Why open robotics matters more than ever
Figure, Tesla, 1X — the humanoid race is closed-source. Here's why the open movement is still the one that wins.
Figure, Tesla Optimus, 1X NEO. The headlines in 2026 are loud and the demos are real. What's missing: the source code.
The closed wave
Commercial humanoids are beautiful engineering. They're also — every single one — closed. Proprietary firmware, proprietary training pipelines, proprietary hardware that can't be repaired without an NDA. The ChatGPT moment for physical AI is happening inside vaults.
The open wave
Meanwhile: K-Scale Labs ships an $8,999 open-source humanoid with a Python SDK. Pollen Robotics' Reachy Mini lands on HuggingFace. Poppy Project's 3D-printed skeletons run in classrooms worldwide. Every one of these communities is standing on the shoulders of ROS, Gazebo, PyBullet, Rapier — open hardware, open models, open data.
The compounding advantage
Closed companies win on capital. Open communities win on time. Every commit, every URDF, every ROS bag accumulates — and nobody has to ask permission to start.
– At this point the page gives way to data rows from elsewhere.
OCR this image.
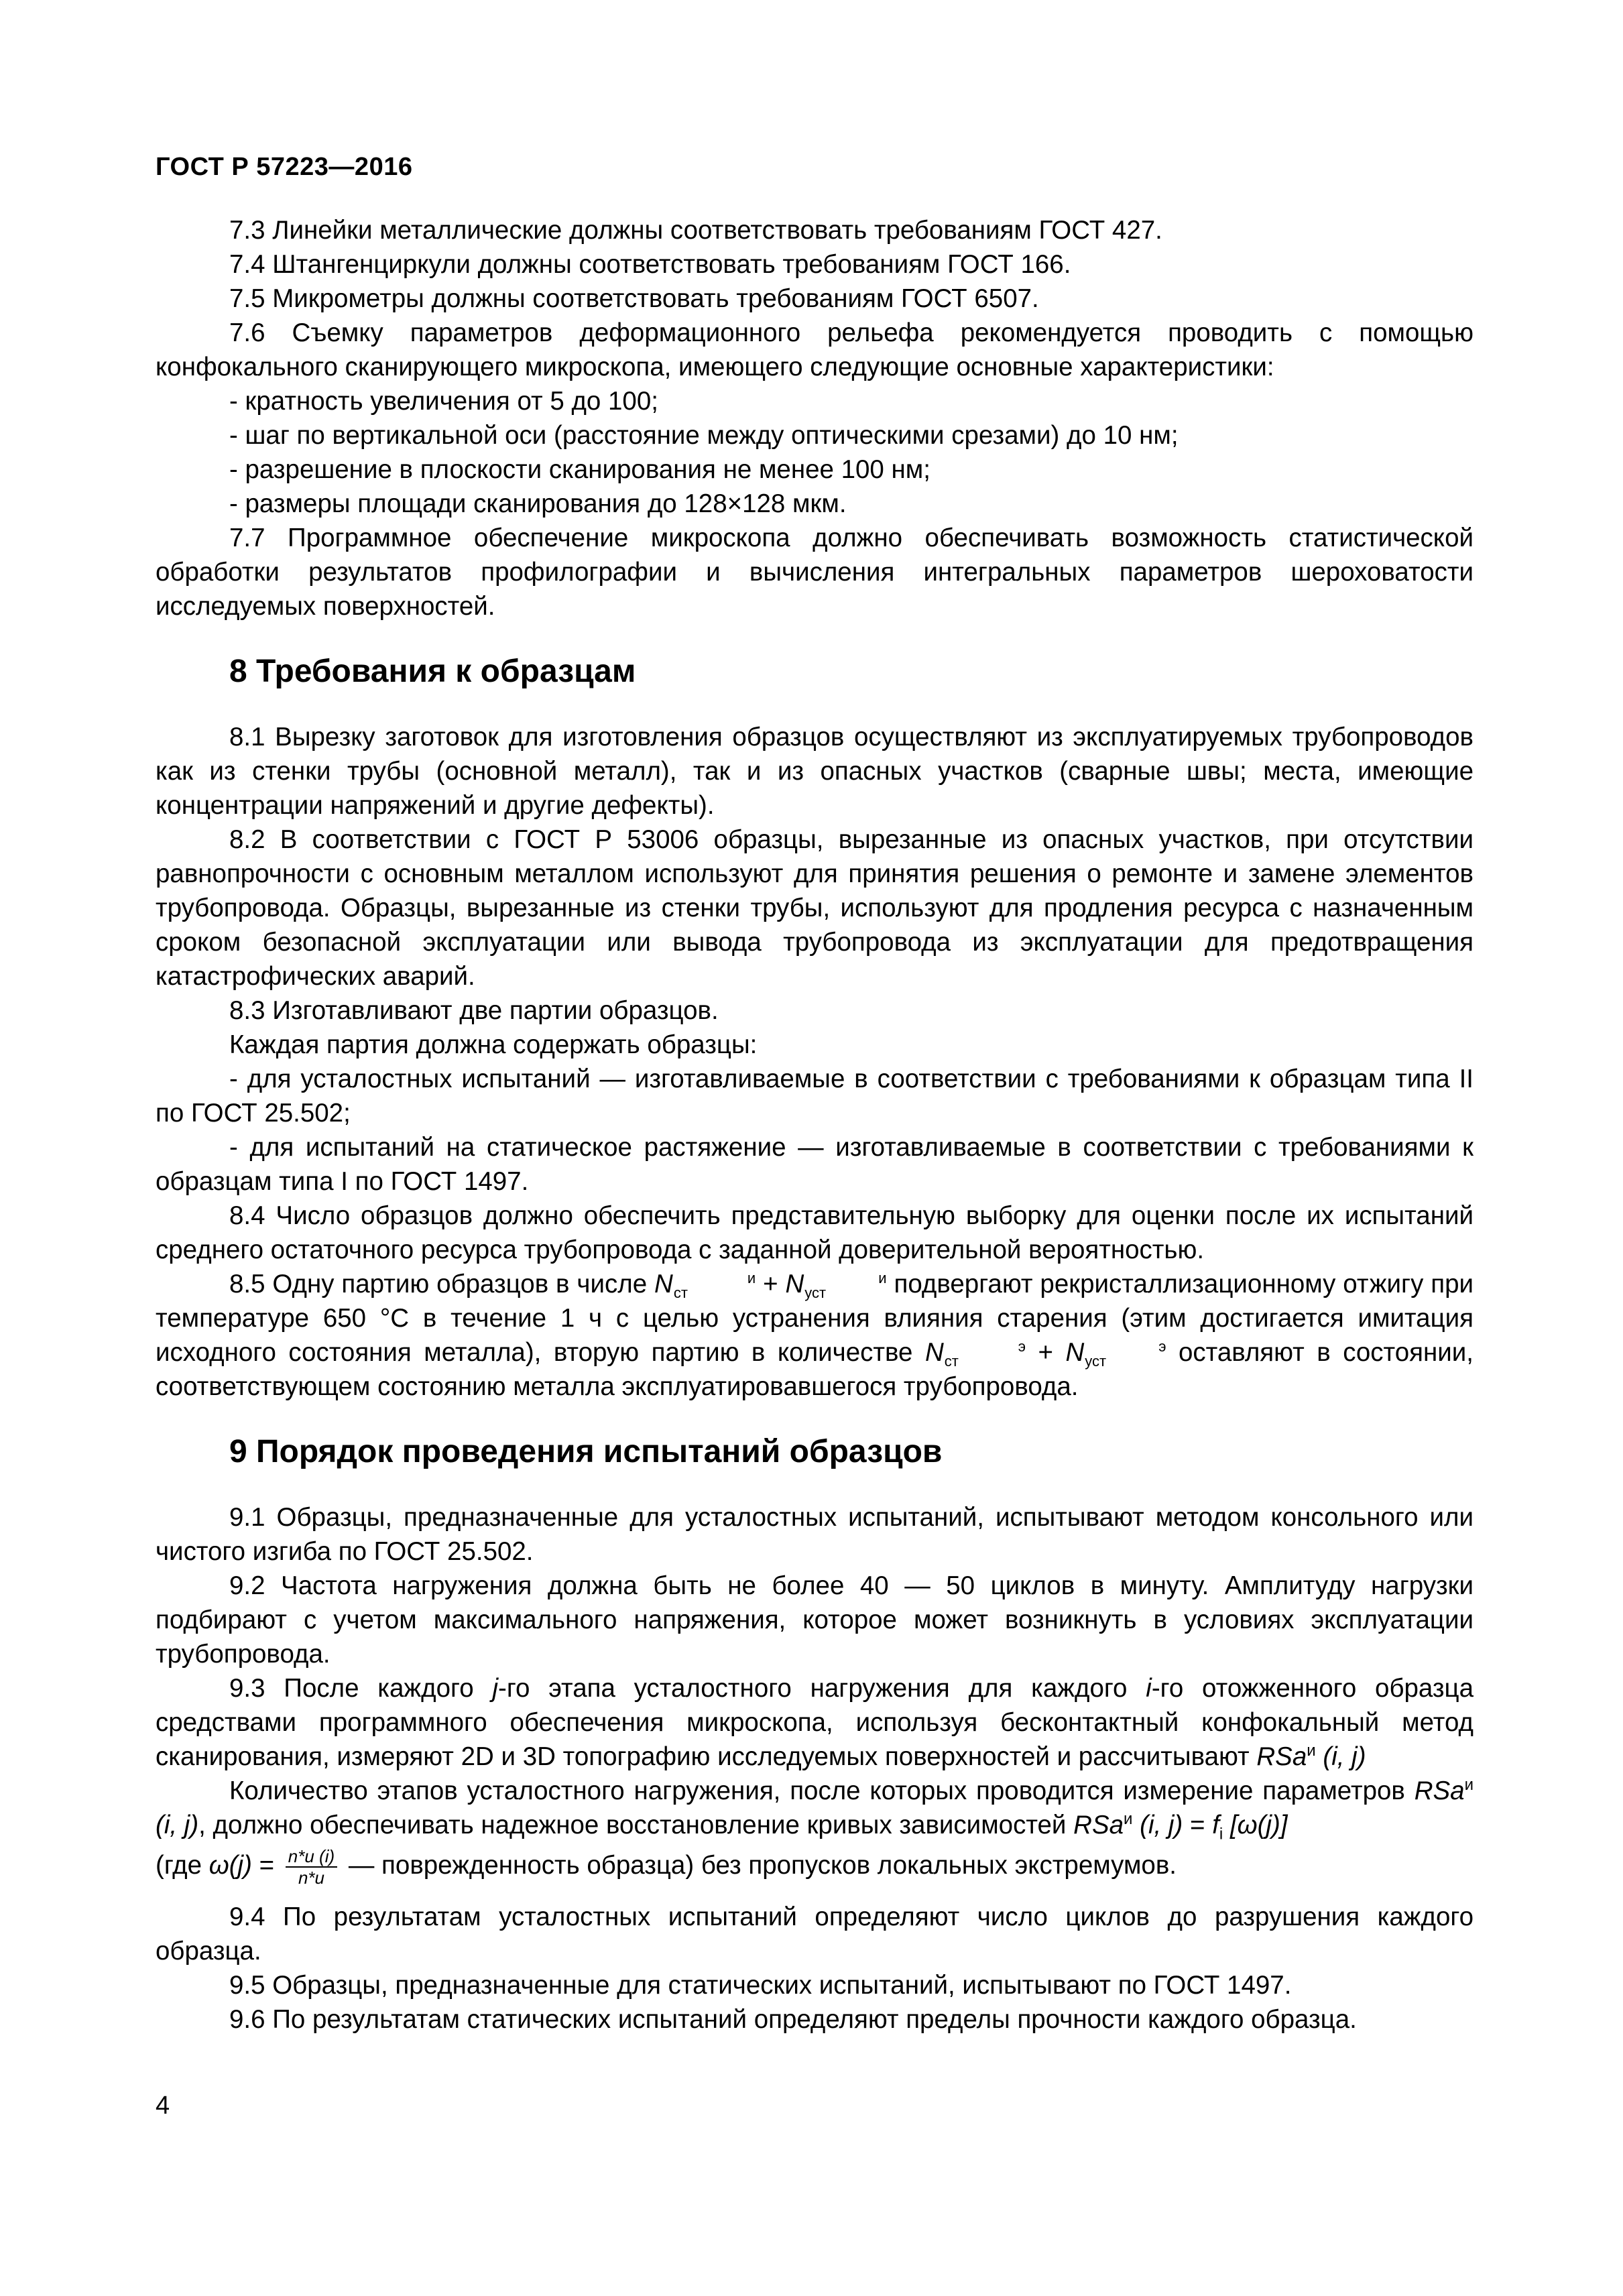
ГОСТ Р 57223—2016

7.3 Линейки металлические должны соответствовать требованиям ГОСТ 427.

7.4 Штангенциркули должны соответствовать требованиям ГОСТ 166.

7.5 Микрометры должны соответствовать требованиям ГОСТ 6507.

7.6 Съемку параметров деформационного рельефа рекомендуется проводить с помощью конфокального сканирующего микроскопа, имеющего следующие основные характеристики:

- кратность увеличения от 5 до 100;

- шаг по вертикальной оси (расстояние между оптическими срезами) до 10 нм;

- разрешение в плоскости сканирования не менее 100 нм;

- размеры площади сканирования до 128×128 мкм.

7.7 Программное обеспечение микроскопа должно обеспечивать возможность статистической обработки результатов профилографии и вычисления интегральных параметров шероховатости исследуемых поверхностей.

8 Требования к образцам

8.1 Вырезку заготовок для изготовления образцов осуществляют из эксплуатируемых трубопроводов как из стенки трубы (основной металл), так и из опасных участков (сварные швы; места, имеющие концентрации напряжений и другие дефекты).

8.2 В соответствии с ГОСТ Р 53006 образцы, вырезанные из опасных участков, при отсутствии равнопрочности с основным металлом используют для принятия решения о ремонте и замене элементов трубопровода. Образцы, вырезанные из стенки трубы, используют для продления ресурса с назначенным сроком безопасной эксплуатации или вывода трубопровода из эксплуатации для предотвращения катастрофических аварий.

8.3 Изготавливают две партии образцов.

Каждая партия должна содержать образцы:

- для усталостных испытаний — изготавливаемые в соответствии с требованиями к образцам типа II по ГОСТ 25.502;

- для испытаний на статическое растяжение — изготавливаемые в соответствии с требованиями к образцам типа I по ГОСТ 1497.

8.4 Число образцов должно обеспечить представительную выборку для оценки после их испытаний среднего остаточного ресурса трубопровода с заданной доверительной вероятностью.

8.5 Одну партию образцов в числе N	и
ст	+ N	и
уст	подвергают рекристаллизационному отжигу при температуре 650 °С в течение 1 ч с целью устранения влияния старения (этим достигается имитация исходного состояния металла), вторую партию в количестве N	э
ст	+ N	э
уст	оставляют в состоянии, соответствующем состоянию металла эксплуатировавшегося трубопровода.

9 Порядок проведения испытаний образцов

9.1 Образцы, предназначенные для усталостных испытаний, испытывают методом консольного или чистого изгиба по ГОСТ 25.502.

9.2 Частота нагружения должна быть не более 40 — 50 циклов в минуту. Амплитуду нагрузки подбирают с учетом максимального напряжения, которое может возникнуть в условиях эксплуатации трубопровода.

9.3 После каждого j-го этапа усталостного нагружения для каждого i-го отожженного образца средствами программного обеспечения микроскопа, используя бесконтактный конфокальный метод сканирования, измеряют 2D и 3D топографию исследуемых поверхностей и рассчитывают RSa$^и$ (i, j)

Количество этапов усталостного нагружения, после которых проводится измерение параметров RSa$^и$ (i, j), должно обеспечивать надежное восстановление кривых зависимостей RSa$^и$ (i, $j) = f_i$ [ω(j)]

(где $\omega(j) = \frac{n*и (i)}{n*и}$ — поврежденность образца) без пропусков локальных экстремумов.

9.4 По результатам усталостных испытаний определяют число циклов до разрушения каждого образца.

9.5 Образцы, предназначенные для статических испытаний, испытывают по ГОСТ 1497.

9.6 По результатам статических испытаний определяют пределы прочности каждого образца.

4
That's the advantage a hobbyist with a soldering iron has over a trillion-dollar company: the right to experiment without a legal review.
What this means for RobotForge
We lean open. Tutorials are free and remixable. Simulator code is Apache 2.0. The courses cost money — because someone has to pay rent — but the tools they teach you are ones you can use forever without paying us again.